Fears about how a family leave program could affect small businesses were one of the reasons the proposal couldn't succeed last year, Becker said.
“Those things have to be revisited. My district includes a lot of seasonal workers,” Becker said, adding that this year's attempt needs to “provide greater assurances to small business.”
Something even local political junkies may not have encountered before is the Colorado Labor Peace Act, a law that labor advocates want to change.
In some states, approval by more than 50% of workers is enough to create a union, but Colorado's law requires two rounds of voting, according to the Metro Denver Economic Development Corporation. The first, a “vote-to-have-a-vote,” requires approval from 50%, plus one of the employees in the company, according to Metro Denver. If that hurdle is cleared, a second vote takes place, and if 75% approve, all employees must pay dues and belong to the union.
Some advocates want to make it easier to unionize. Neville and Senate Assistant Minority Leader John Cooke, a Greeley Republican, said they aren't interested at all in changes.

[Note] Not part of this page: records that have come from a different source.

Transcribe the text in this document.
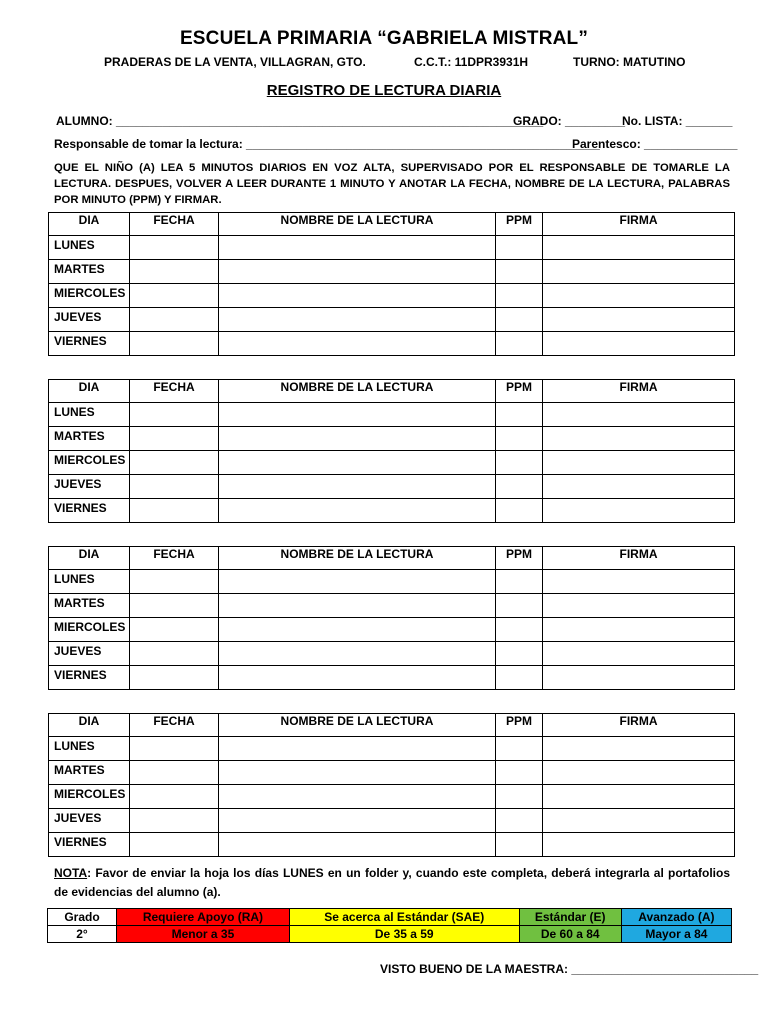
ESCUELA PRIMARIA “GABRIELA MISTRAL”
PRADERAS DE LA VENTA, VILLAGRAN, GTO.	C.C.T.: 11DPR3931H	TURNO: MATUTINO
REGISTRO DE LECTURA DIARIA
ALUMNO: ________________________________________________________________
GRADO: _________
No. LISTA: _______
Responsable de tomar la lectura: _____________________________________________________
Parentesco: ______________
QUE EL NIÑO (A) LEA 5 MINUTOS DIARIOS EN VOZ ALTA, SUPERVISADO POR EL RESPONSABLE DE TOMARLE LA LECTURA. DESPUES, VOLVER A LEER DURANTE 1 MINUTO Y ANOTAR LA FECHA, NOMBRE DE LA LECTURA, PALABRAS POR MINUTO (PPM) Y FIRMAR.
DIA	FECHA	NOMBRE DE LA LECTURA	PPM	FIRMA
LUNES				
MARTES				
MIERCOLES				
JUEVES				
VIERNES				
DIA	FECHA	NOMBRE DE LA LECTURA	PPM	FIRMA
LUNES				
MARTES				
MIERCOLES				
JUEVES				
VIERNES				
DIA	FECHA	NOMBRE DE LA LECTURA	PPM	FIRMA
LUNES				
MARTES				
MIERCOLES				
JUEVES				
VIERNES				
DIA	FECHA	NOMBRE DE LA LECTURA	PPM	FIRMA
LUNES				
MARTES				
MIERCOLES				
JUEVES				
VIERNES				
NOTA: Favor de enviar la hoja los días LUNES en un folder y, cuando este completa, deberá integrarla al portafolios de evidencias del alumno (a).
Grado	Requiere Apoyo (RA)	Se acerca al Estándar (SAE)	Estándar (E)	Avanzado (A)
2°	Menor a 35	De 35 a 59	De 60 a 84	Mayor a 84
VISTO BUENO DE LA MAESTRA: ____________________________
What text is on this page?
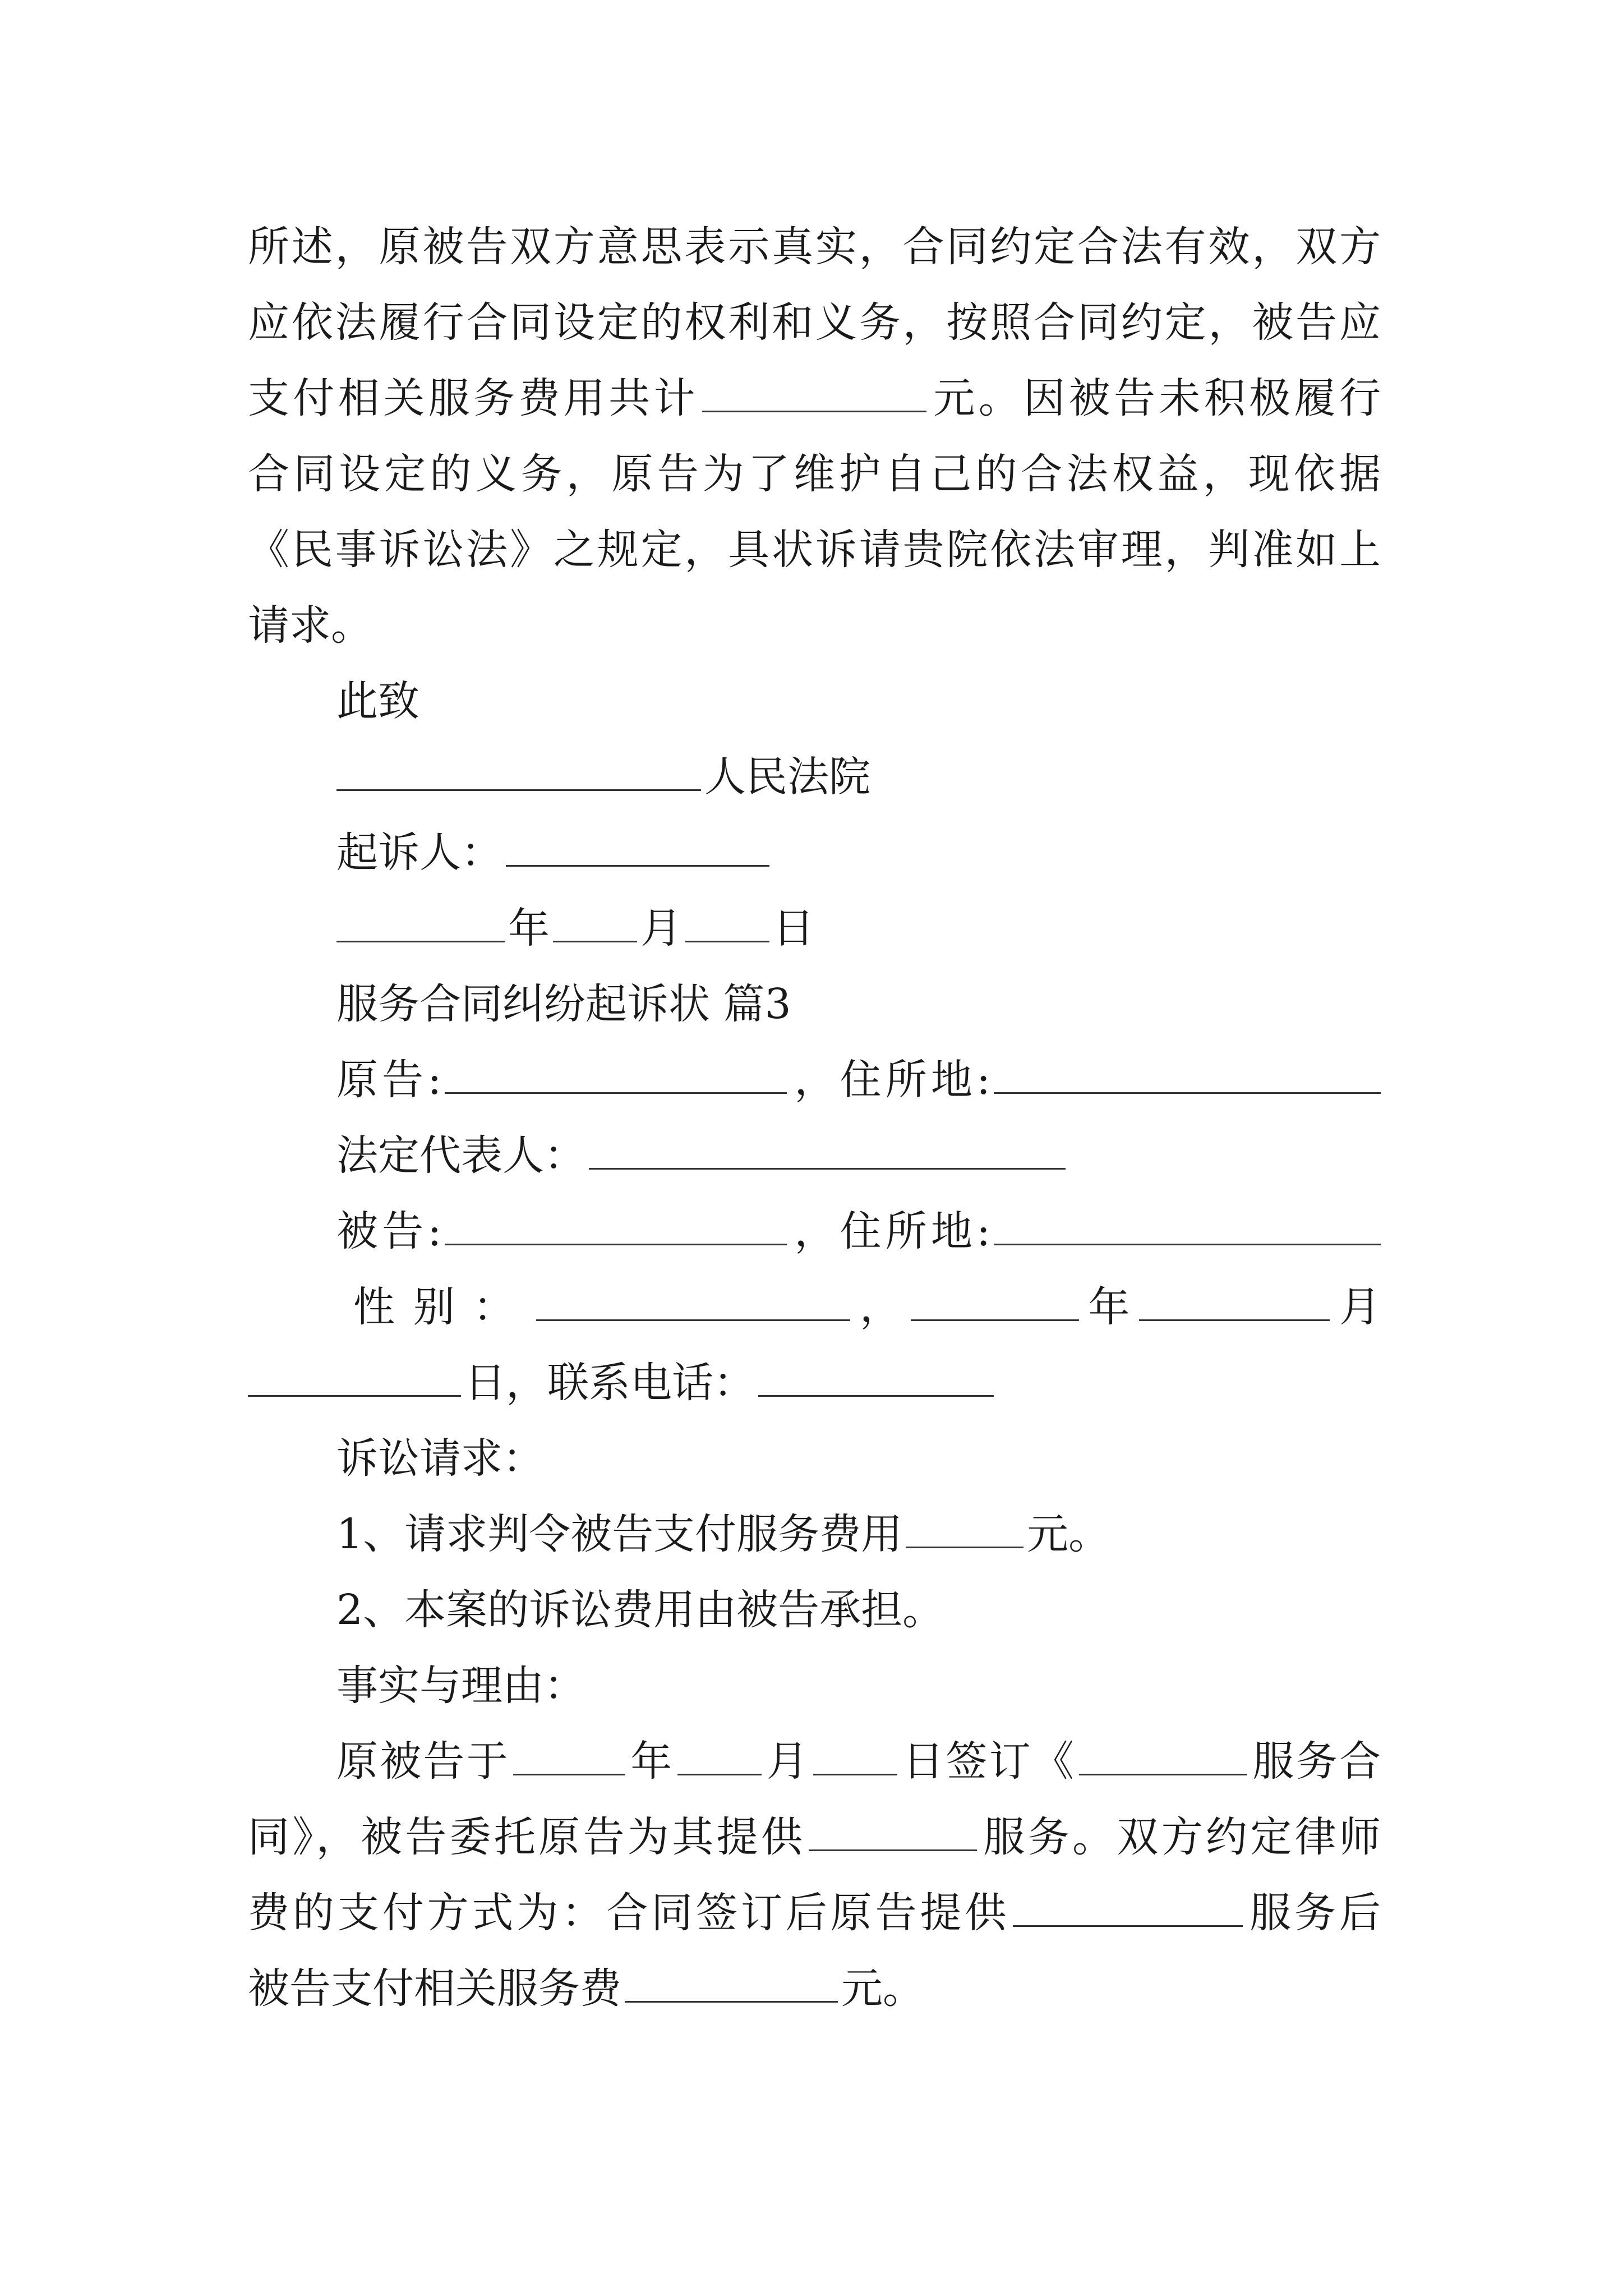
所述，原被告双方意思表示真实，合同约定合法有效，双方
应依法履行合同设定的权利和义务，按照合同约定，被告应
支付相关服务费用共计	元。因被告未积极履行
合同设定的义务，原告为了维护自己的合法权益，现依据
《民事诉讼法》之规定，具状诉请贵院依法审理，判准如上
请求。
此致
人民法院
起诉人：
年 月 日
服务合同纠纷起诉状 篇3
原告:	，住所地:
法定代表人：
被告:	，住所地:
性别：	，	年	月
日，联系电话：
诉讼请求：
1、请求判令被告支付服务费用	元。
2、本案的诉讼费用由被告承担。
事实与理由：
原被告于	年 月 日签订《	服务合
同》，被告委托原告为其提供	服务。双方约定律师
费的支付方式为：合同签订后原告提供	服务后
被告支付相关服务费	元。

If the bar for unionizing gets lower, “we're going to see a huge (conflict) between labor and management,” Cooke said at the Jan. 7 Legislative Preview downtown, which was hosted by the Denver Metro Chamber of Commerce and the Colorado Competitive Council, a business advocacy organization.
Becker framed the issue within “the broader topic” of how workers are doing in Colorado and said Democrats want to make sure “no one feels left behind in this economy.”
“It's one idea to say: How do we make sure everyone is benefiting, that workers have their best opportunity to benefit from a thriving economy?” said Becker. “So I think that's one solution folks are looking at.”